The Normalized Difference Vegetation Index (NDVI) is a common measure of vegetation health. The NDVI is calculated using the red and near-infrared parts of the spectrum:
NDVI = (NIR - Red) / (NIR + Red)
For PhenoCams that include an 'IR View,' it is possible to create an NDVI image using the RGB and IR images with the same timestamps.
It should be noted that the 'IR View' available through standard Stardot SC PhenoCam cameras is obtained by removing the IR filter from the CCD, thus exposing the camera to IR radiation that would otherwise be filtered out.

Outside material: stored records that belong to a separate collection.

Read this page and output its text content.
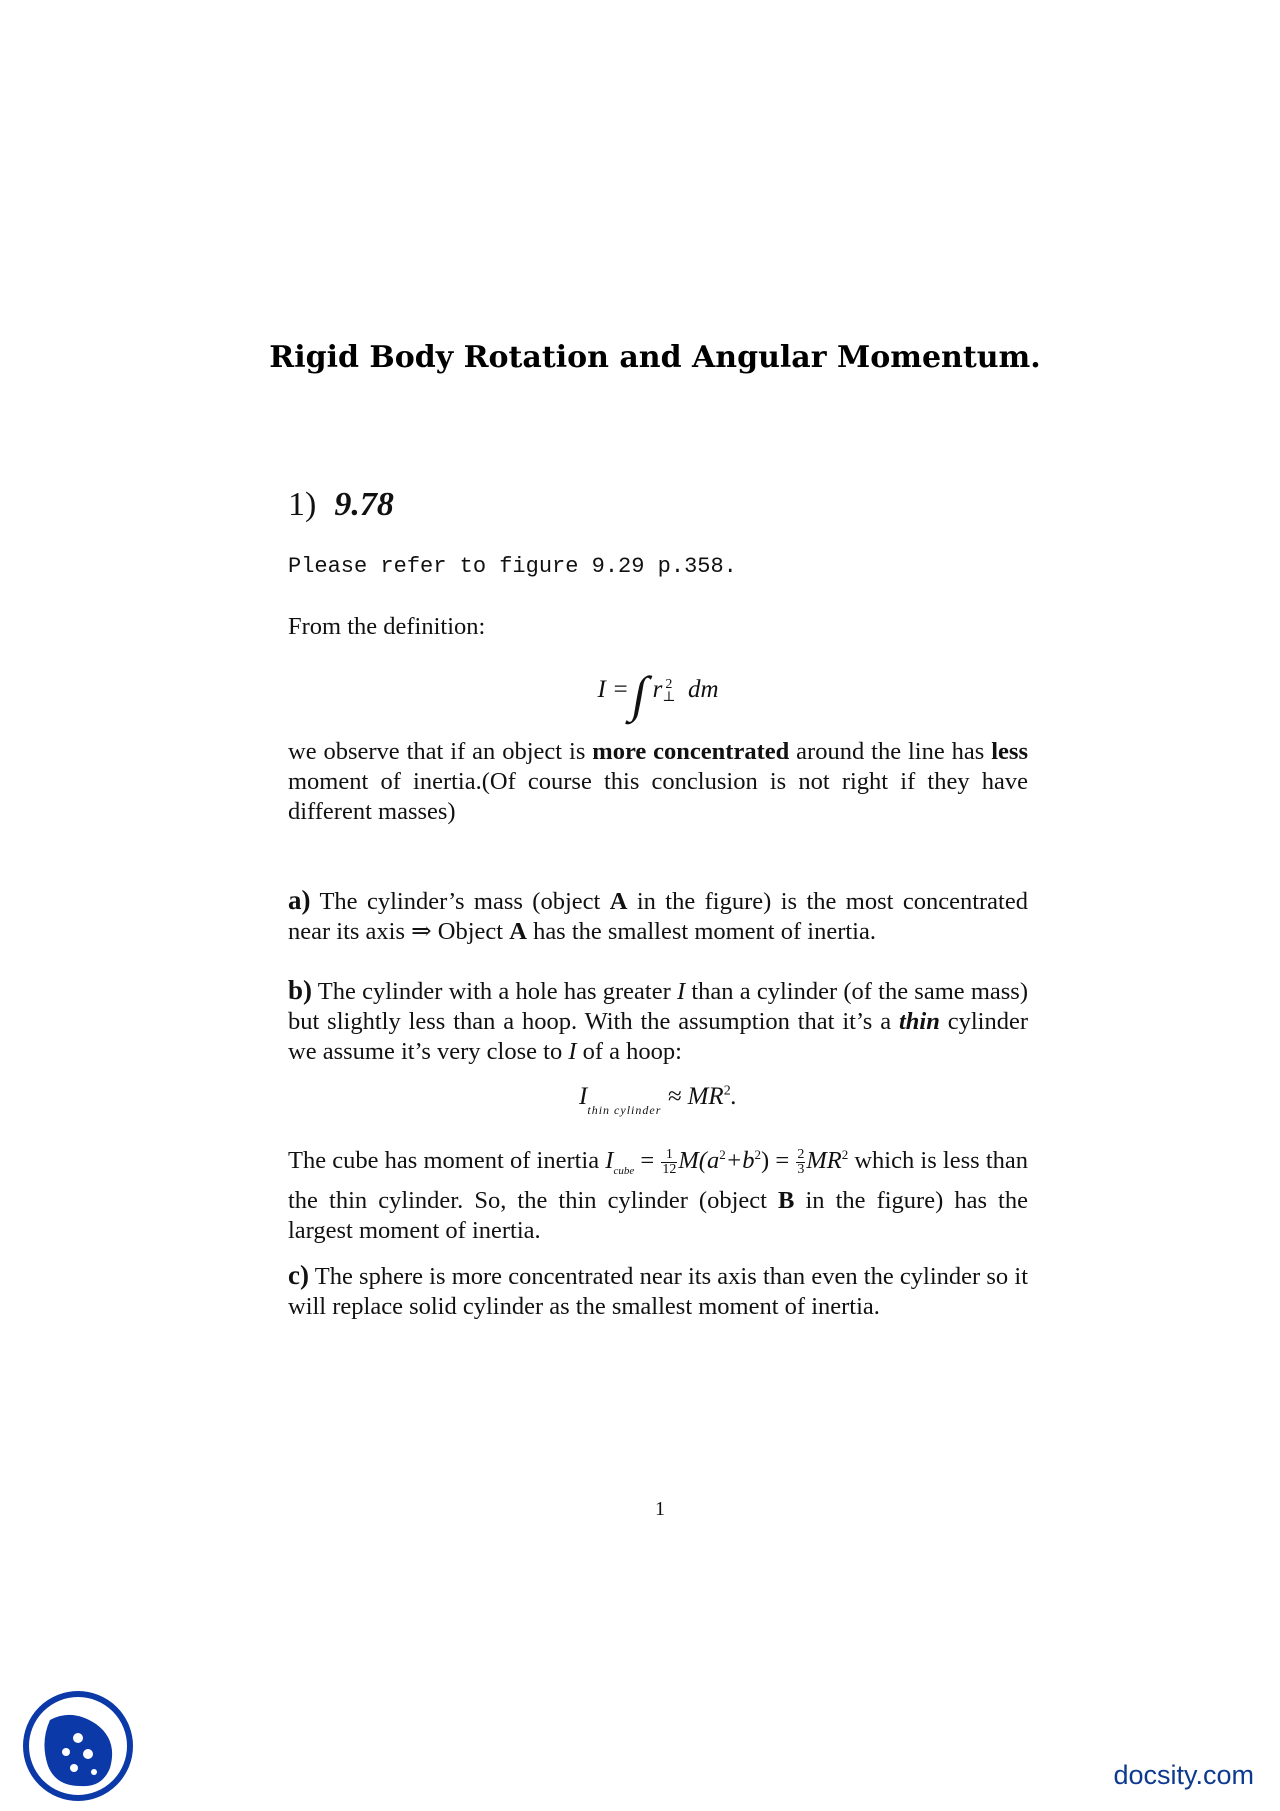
Rigid Body Rotation and Angular Momentum.
1) 9.78
Please refer to figure 9.29 p.358.
From the definition:
I =∫r 2
⊥ dm
we observe that if an object is more concentrated around the line has less moment of inertia.(Of course this conclusion is not right if they have different masses)
a) The cylinder’s mass (object A in the figure) is the most concentrated near its axis ⇒ Object A has the smallest moment of inertia.
b) The cylinder with a hole has greater I than a cylinder (of the same mass) but slightly less than a hoop. With the assumption that it’s a thin cylinder we assume it’s very close to I of a hoop:
$I_{thin cylinder} \approx MR^2$.
The cube has moment of inertia $I_{cube} = \frac{1}{12} M(a^2+b^2) = \frac{2}{3} MR^2$ which is less than the thin cylinder. So, the thin cylinder (object B in the figure) has the largest moment of inertia.
c) The sphere is more concentrated near its axis than even the cylinder so it will replace solid cylinder as the smallest moment of inertia.
1
docsity.com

The IR image is thus not a perfect comparison to other remote sensing instruments with IR sensors, as the IR image is also sensitive to the RGB portions of the spectrum.
Example:
Given the two PhenoCam images from the ninemileprairie site, create an NDVI image using Python.
from PIL import Image
import numpy as np
from matplotlib import pyplot as plt # For image viewing
# Open an RGB and IR PhenoCam image
rgb_img = Image.open('/path/to/rgb/PhenoCam/image.jpg')
ir_img = Image.open('/path/to/ir/PhenoCam/image.jpg')
# Get the red band from the rgb image, and open it as a numpy matrix
r,_,_ = rgb_img.split()
r = np.asarray(r, datatype=float)
# Get one of the IR image bands (all bands should be same)
ir,_,_ = ir_img.split()
ir = np.asarray(ir, datatype=float)
# Remove the header from the image
header = r[0:85,:]
r = r[85:,:]
ir = ir[85:,:]
# Create a numpy matrix of zeros to hold the calculated NDVI values for each pixel
ndvi = np.zeros(r.size) # The NDVI image will be the same size as the input image
# Calculate NDVI
ndvi = np.true_divide(np.subtract(ir, r), np.add(ir, r))
# Display the results
plt.plot(ndvi)
plt.colorbar()
plt.show() # Results shown below
Alternatively, the create_ndvi function can be utilized to create ndvi images from PhenoCam RGB/IR pairs.
from scipy import misc
from greenness import create_ndvi
# Open the RGB and IR images
rgb = misc.imread('/path/to/rgb/PhenoCam/image.jpg')
ir = misc.imread('/path/to/IR/PhenoCam/image.jpg')
# Get the NDVI image
ndvi = create_ndvi(rgb, ir, saveto = '/path/to/save/ndvi/image.jpg')
Other measures of greenness may include the Simple Vegetation Index, EVI, VARIgreen, etc. Details coming soon.